Resnick is wary of other anachronisms in fantasy. "Sometimes I look at the previous day's work, for example, and discover I wrote something like 'they traveled many miles beneath the burning sun' or whatever. Well, oops! Miles—that's an anachronism unless you're setting your fantasy novel in our reality." Another example: "..the 'stygian darkness' of night. Well, oops! This adjective is derived specifically from the river Styx in Greek mythology; IN LEGEND BORN takes place in a completely imaginary fantasy world where, er, there is no Greece, let alone Greek mythology. Here's another one: We commonly use the word 'hell' in a variety of ways for a whole series of universal verbal needs (anger, frustration, menace, embarrassment, dramatic pronouncements, etc.); yet it is a word inspired by Christian mythology, and therefore out of place in a fantasy novel where, oops!, there's no such thing as Christianity."

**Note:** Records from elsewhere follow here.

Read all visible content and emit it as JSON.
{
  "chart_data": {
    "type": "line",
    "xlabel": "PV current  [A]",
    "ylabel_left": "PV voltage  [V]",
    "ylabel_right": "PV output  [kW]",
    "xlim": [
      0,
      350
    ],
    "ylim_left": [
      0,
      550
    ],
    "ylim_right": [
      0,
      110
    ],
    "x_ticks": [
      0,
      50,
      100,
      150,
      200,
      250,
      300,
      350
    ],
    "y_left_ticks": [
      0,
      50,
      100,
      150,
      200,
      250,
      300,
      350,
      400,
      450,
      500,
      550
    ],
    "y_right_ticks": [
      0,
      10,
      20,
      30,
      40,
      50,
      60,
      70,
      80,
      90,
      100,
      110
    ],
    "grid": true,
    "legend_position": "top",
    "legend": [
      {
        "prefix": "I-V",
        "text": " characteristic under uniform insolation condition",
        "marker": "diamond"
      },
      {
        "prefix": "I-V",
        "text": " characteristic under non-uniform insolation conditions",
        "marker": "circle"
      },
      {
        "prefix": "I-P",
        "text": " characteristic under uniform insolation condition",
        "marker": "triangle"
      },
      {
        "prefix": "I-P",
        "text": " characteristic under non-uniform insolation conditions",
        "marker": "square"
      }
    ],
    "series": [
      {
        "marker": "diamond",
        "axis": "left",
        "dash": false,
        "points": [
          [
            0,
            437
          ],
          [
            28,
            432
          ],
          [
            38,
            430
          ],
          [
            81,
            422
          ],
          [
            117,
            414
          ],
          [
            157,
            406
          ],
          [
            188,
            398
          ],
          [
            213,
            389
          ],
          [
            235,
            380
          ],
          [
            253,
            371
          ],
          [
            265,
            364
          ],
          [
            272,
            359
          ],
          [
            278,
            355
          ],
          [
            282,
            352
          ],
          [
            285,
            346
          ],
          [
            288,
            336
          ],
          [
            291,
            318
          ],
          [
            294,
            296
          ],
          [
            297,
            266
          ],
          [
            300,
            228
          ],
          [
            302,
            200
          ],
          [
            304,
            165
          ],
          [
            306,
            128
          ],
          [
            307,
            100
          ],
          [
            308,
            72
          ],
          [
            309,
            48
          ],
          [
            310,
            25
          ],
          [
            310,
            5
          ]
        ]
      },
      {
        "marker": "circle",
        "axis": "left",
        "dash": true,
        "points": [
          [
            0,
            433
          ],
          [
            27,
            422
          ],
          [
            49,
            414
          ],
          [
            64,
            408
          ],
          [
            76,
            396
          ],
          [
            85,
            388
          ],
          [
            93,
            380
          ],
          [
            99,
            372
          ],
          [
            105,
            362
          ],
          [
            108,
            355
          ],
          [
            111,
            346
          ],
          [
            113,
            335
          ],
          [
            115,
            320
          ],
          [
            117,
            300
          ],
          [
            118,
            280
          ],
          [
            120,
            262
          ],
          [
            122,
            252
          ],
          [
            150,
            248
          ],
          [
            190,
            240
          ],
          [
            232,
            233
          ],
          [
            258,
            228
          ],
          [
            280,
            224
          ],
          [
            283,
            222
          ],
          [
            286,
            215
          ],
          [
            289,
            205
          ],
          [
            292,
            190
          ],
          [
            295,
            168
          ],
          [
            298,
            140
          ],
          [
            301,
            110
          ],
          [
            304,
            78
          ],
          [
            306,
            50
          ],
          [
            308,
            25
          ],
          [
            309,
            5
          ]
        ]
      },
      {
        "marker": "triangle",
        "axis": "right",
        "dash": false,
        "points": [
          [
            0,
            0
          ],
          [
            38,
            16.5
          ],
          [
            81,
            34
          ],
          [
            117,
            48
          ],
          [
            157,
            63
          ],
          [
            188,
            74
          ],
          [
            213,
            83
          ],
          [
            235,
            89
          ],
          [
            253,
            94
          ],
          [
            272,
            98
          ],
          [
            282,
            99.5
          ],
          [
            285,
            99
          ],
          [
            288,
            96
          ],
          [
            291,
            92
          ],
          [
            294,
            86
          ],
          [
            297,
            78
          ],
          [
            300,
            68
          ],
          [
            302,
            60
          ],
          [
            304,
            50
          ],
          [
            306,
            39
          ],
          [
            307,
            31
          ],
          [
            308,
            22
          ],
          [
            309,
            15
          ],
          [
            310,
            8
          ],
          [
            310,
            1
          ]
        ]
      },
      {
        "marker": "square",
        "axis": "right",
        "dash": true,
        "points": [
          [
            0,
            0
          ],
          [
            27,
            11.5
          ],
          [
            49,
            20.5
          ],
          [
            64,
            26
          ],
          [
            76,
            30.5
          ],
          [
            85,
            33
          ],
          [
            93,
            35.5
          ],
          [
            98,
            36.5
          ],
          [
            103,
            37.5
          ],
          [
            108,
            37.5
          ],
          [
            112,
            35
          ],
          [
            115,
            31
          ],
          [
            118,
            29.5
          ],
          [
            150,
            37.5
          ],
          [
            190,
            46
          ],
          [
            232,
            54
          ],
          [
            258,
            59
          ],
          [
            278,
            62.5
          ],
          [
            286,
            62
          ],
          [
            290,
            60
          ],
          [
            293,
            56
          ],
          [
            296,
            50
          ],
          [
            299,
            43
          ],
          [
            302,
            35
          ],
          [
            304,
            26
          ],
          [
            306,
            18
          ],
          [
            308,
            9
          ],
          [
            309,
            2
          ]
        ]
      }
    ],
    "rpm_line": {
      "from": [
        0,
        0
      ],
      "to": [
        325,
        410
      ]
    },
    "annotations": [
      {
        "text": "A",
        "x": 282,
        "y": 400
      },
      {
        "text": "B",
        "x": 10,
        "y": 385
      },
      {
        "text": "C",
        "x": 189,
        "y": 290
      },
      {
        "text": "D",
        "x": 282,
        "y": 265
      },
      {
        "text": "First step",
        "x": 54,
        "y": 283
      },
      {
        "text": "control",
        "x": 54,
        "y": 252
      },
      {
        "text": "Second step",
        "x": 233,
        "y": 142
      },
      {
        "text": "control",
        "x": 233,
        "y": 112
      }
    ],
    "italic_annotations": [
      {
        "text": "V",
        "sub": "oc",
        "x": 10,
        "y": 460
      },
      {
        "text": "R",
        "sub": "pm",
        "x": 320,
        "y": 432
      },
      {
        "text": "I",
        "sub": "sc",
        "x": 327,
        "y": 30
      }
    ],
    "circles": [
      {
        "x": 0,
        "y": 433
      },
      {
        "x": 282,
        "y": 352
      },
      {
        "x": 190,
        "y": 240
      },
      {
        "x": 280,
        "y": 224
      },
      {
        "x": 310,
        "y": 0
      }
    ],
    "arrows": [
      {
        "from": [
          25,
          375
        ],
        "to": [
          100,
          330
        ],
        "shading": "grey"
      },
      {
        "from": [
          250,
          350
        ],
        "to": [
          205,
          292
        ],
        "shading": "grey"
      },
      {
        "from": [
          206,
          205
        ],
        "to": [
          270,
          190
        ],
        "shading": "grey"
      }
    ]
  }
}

Likewise, historical authors must constantly be on guard. Putney notes the importance of learning to question everything. "You simply can't assume that the way it is today is the way it was two hundred years ago. Or that common animals or foods of today were around in other countries and other times. (A good way to irritate serious medieval readers is to have the characters eating potatoes.) The questions that you don't think to ask are the ones that will turn around and bite you." Beverley notes the special attention that must be paid, when writing pre-16th century stories, to avoiding Shakespearean references. Hooper, though not writing historicals, has a similar concern in her current series of paranormal thrillers: "having to remember the "rules" I've created—such as psychics cannot be hypnotized, for instance—and make sure those aren't broken from story to story."

So I'm in sterling company, I'm relieved to discover, not, after all, the only one guilty of transgressions so automatic that they don't even register in the first draft. (Oooh, "even"—another fave!) Hooper summed it up best: "But hey, without our peccadilloes, copyeditors wouldn't have jobs, right?"